The Freikorps were German volunteer units that were most famous for their role in the early 1920s fighting against the new Weimar Republic and leftist groups such as the Spartacists, Bavarian Soviet Republic, and even the Soviet Union during the November Revolution and the Russian Civil War. The Freikorps roamed the countryside and killed with impunity, fighting against republican loyalists and triggering notorious assassinations, serving as a precursor to the Nazi Party. The Freikorps put down communist insurrections both back home in Bavaria and Berlin as well as in East Prussia, Silesia, Poland, and the Baltics, and they were racist against Slavs and Jews, and they were officially disbanded in 1920.
History[]
Early history[]
The first Freikorps was founded in 1759 by King Frederick the Great of Prussia as volunteer forces for the Hussars at the the time of the Seven Years' War. The Freikorps soldiers were not regarded highly and were usually sent to do menial tasks such as a sentry, but in the War of the Bavarian Succession in 1778, Germans, Hungarians, Lithuanians, Poles, Turks, Tatars, Cossacks, Croats, Serbs, Albanians, and Bosnians formed the units at the time, with Slavs being called "Hungarians" or "Croats" and the Muslim soldiers being called "Turks". Austria even began to form Freikorps units, with 37,000 people serving as volunteers in their army during the Napoleonic Wars.

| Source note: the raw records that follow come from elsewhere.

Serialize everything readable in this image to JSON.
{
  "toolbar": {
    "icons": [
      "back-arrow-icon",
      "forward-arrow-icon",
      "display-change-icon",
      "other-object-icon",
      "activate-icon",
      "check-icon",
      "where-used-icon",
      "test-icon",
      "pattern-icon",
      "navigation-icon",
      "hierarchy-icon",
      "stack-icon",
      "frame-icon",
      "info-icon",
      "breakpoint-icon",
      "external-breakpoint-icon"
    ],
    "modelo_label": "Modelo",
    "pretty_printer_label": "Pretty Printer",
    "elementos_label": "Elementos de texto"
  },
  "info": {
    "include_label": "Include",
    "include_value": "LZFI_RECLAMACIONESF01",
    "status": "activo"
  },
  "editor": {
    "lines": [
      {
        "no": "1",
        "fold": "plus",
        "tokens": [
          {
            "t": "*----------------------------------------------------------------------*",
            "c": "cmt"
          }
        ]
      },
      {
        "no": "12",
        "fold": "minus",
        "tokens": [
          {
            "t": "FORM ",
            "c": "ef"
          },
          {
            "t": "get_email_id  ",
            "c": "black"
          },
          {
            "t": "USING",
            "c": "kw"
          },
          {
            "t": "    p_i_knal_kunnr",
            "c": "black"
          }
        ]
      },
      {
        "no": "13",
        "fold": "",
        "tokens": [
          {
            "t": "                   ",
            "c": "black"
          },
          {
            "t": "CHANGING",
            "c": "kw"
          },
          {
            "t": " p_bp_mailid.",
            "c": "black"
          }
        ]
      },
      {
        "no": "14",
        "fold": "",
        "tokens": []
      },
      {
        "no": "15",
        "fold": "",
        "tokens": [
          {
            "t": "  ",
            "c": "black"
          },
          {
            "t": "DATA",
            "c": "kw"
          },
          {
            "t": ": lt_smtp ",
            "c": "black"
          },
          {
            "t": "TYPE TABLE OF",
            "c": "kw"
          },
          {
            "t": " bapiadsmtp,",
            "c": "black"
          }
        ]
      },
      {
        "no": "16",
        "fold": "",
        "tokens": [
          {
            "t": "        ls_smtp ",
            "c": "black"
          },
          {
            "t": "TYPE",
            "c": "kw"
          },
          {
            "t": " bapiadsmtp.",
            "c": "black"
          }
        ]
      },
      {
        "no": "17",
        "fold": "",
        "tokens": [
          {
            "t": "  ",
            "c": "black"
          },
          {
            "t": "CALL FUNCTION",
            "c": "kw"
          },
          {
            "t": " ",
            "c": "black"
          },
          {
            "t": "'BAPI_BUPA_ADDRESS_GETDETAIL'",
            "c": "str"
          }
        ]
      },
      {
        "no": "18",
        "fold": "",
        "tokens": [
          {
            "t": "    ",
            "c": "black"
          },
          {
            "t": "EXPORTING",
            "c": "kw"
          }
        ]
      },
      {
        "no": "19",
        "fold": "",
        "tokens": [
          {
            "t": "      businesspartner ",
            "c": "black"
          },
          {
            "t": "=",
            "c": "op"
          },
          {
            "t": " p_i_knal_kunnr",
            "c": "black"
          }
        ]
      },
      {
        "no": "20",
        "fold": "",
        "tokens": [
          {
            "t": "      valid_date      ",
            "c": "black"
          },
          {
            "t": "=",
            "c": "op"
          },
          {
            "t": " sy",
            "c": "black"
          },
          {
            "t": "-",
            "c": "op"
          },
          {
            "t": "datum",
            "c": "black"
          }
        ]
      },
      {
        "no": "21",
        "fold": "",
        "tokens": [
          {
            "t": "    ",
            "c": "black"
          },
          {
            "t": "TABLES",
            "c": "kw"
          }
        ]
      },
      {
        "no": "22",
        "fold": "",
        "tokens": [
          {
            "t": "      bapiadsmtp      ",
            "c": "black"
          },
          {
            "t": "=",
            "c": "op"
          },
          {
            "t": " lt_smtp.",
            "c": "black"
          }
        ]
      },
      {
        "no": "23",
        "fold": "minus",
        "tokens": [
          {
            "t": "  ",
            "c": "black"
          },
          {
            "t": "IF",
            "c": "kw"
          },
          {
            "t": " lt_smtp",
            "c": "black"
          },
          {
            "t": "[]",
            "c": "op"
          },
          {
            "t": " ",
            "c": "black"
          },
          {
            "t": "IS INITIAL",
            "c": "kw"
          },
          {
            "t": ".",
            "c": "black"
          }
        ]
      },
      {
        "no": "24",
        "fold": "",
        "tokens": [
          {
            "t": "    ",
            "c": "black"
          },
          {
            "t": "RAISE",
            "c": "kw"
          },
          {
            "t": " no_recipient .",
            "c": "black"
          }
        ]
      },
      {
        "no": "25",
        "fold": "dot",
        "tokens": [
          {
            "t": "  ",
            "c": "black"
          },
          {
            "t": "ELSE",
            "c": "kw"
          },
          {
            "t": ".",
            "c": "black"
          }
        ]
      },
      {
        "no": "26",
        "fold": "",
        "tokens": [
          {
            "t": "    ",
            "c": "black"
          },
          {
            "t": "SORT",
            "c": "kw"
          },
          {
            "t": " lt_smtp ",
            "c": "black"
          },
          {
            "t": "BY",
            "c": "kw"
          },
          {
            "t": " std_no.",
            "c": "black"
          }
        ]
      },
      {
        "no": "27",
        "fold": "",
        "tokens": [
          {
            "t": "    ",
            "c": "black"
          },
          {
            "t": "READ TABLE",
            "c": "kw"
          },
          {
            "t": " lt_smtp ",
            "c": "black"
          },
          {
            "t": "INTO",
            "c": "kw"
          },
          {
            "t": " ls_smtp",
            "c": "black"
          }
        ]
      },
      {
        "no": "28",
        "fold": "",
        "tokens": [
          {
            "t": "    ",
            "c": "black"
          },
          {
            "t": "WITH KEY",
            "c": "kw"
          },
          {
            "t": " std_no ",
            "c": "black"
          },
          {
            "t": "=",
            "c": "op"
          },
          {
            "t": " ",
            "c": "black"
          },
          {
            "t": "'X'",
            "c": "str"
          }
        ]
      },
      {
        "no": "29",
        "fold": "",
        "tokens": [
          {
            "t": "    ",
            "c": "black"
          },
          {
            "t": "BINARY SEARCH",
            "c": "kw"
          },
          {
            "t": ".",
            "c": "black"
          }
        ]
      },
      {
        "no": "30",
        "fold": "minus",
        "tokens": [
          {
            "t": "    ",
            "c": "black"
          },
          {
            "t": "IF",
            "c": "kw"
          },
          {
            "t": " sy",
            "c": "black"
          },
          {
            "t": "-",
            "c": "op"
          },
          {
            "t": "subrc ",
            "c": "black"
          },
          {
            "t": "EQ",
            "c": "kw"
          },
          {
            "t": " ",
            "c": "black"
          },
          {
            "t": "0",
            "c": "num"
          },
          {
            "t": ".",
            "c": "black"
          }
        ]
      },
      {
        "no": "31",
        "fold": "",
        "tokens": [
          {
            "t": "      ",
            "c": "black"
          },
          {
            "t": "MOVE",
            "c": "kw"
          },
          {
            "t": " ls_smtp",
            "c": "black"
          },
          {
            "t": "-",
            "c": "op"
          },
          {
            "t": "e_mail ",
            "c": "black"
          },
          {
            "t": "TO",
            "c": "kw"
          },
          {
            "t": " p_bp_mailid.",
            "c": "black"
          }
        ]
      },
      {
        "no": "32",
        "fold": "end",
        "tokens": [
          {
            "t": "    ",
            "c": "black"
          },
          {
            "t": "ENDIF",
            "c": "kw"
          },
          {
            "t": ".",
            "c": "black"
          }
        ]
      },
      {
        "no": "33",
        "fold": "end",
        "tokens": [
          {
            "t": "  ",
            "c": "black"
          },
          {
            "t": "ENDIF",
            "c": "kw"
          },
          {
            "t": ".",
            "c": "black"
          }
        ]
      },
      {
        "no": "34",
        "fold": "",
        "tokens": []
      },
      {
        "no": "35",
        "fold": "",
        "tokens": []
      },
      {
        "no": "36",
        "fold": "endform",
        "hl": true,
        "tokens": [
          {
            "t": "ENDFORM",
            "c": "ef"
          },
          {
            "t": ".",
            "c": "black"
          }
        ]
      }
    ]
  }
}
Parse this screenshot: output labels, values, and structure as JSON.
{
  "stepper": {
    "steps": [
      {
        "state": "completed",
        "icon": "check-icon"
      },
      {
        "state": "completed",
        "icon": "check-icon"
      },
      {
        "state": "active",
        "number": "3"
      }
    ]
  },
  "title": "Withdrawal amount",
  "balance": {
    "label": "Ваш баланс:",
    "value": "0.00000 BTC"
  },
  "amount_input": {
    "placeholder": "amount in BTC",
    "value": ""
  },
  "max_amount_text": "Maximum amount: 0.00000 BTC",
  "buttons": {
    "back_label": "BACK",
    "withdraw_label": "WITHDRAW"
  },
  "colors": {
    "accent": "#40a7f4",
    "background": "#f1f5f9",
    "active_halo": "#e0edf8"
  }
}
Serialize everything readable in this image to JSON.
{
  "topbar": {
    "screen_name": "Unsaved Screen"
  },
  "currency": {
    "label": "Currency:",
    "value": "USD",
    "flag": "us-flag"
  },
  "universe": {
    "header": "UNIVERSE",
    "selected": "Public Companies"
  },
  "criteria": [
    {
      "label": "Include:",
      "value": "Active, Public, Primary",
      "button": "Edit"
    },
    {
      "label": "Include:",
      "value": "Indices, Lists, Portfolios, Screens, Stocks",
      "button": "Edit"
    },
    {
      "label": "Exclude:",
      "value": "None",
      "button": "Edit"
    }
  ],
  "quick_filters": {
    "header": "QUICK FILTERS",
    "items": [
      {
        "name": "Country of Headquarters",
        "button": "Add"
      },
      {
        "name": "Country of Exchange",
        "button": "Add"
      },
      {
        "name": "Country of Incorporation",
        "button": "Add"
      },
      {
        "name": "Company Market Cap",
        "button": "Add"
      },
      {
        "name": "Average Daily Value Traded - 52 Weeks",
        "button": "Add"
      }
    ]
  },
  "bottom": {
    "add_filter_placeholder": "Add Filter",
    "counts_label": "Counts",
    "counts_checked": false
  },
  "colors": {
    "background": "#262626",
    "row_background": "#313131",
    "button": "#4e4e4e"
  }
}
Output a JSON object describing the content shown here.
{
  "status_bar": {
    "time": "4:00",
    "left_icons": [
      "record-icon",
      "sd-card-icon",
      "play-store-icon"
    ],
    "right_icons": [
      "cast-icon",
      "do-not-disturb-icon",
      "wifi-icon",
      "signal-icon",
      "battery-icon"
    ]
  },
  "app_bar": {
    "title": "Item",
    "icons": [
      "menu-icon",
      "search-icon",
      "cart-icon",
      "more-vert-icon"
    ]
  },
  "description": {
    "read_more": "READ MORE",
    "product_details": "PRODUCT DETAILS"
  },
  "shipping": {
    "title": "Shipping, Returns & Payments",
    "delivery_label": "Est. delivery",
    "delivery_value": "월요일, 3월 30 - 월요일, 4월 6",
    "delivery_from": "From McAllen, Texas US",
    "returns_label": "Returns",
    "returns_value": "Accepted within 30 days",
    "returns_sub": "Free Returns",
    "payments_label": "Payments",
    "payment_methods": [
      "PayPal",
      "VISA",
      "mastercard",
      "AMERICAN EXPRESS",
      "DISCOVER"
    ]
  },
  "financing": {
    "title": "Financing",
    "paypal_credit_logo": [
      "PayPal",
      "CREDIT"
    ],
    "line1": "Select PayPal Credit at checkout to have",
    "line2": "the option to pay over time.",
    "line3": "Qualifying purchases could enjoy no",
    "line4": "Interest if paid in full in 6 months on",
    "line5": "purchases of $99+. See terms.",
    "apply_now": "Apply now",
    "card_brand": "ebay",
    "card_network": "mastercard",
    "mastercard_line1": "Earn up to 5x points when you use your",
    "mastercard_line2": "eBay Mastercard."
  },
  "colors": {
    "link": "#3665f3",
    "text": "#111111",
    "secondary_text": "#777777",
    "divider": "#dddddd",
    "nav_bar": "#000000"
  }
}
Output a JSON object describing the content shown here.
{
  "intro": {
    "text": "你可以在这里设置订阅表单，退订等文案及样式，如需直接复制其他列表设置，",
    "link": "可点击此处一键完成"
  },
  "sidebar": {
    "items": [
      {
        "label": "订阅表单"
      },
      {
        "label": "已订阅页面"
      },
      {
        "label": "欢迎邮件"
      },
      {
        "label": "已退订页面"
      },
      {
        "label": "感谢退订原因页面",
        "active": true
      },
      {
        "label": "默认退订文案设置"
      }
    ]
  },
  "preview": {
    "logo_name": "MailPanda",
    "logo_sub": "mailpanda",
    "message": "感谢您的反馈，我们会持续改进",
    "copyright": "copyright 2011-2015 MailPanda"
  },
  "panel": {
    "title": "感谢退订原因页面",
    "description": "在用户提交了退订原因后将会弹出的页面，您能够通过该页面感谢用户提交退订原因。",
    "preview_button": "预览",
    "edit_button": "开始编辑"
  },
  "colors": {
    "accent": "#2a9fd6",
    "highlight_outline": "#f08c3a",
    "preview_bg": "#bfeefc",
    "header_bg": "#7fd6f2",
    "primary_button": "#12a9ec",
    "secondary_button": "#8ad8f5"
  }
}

The Prussians formed Freikorps at the same time, with the King's German Legion, Black Brunswickers, and Lutzow Free Corps fighting against France. This time, however, it was motivated by nationalism and not by money, and the Freikorps' bravery in war would lead to it becoming a symbol of German nationalism.
Weimar era[]
The Freikorps was re-created in the aftermath of World War I, consisting of Imperial German Army troops that were returning home but felt unable to have a civilian life. They were paramilitary groups, and they were inspired by German nationalism and pan-Germanism, fighting in the Baltics as well as in Germany itself. The Freikorps crushed communist revolts in Germany during the 1918-1919 November Revolution, fought against the Bolsheviks in Eastern Europe during the Russian Civil War, Estonian War of Independence, Latvian War of Independence, and other nearby conflicts with the newly-formed Soviet Union, and crushing Polish rebellions in Silesia; in some instances, they also fought against the independent countries and massacred civilians that they believed were Bolsheviks. They were accused of massacring Slavic people in the countries and of ethnic cleansing, and it became obvious that they were far-right. The Freikorps was officially disbanded in 1920, but they launched the failed Kapp Putsch against the Weimar Republic government, and they were eventually put down by popular action against them. Adolf Hitler would later purge the former Freikorps leaders in the 1934 Night of the Long Knives, and former Freikorps commanders such as Ernst Rohm were killed, while others would be forced to turn in their battle flags to pledge their allegiance to Nazi Germany.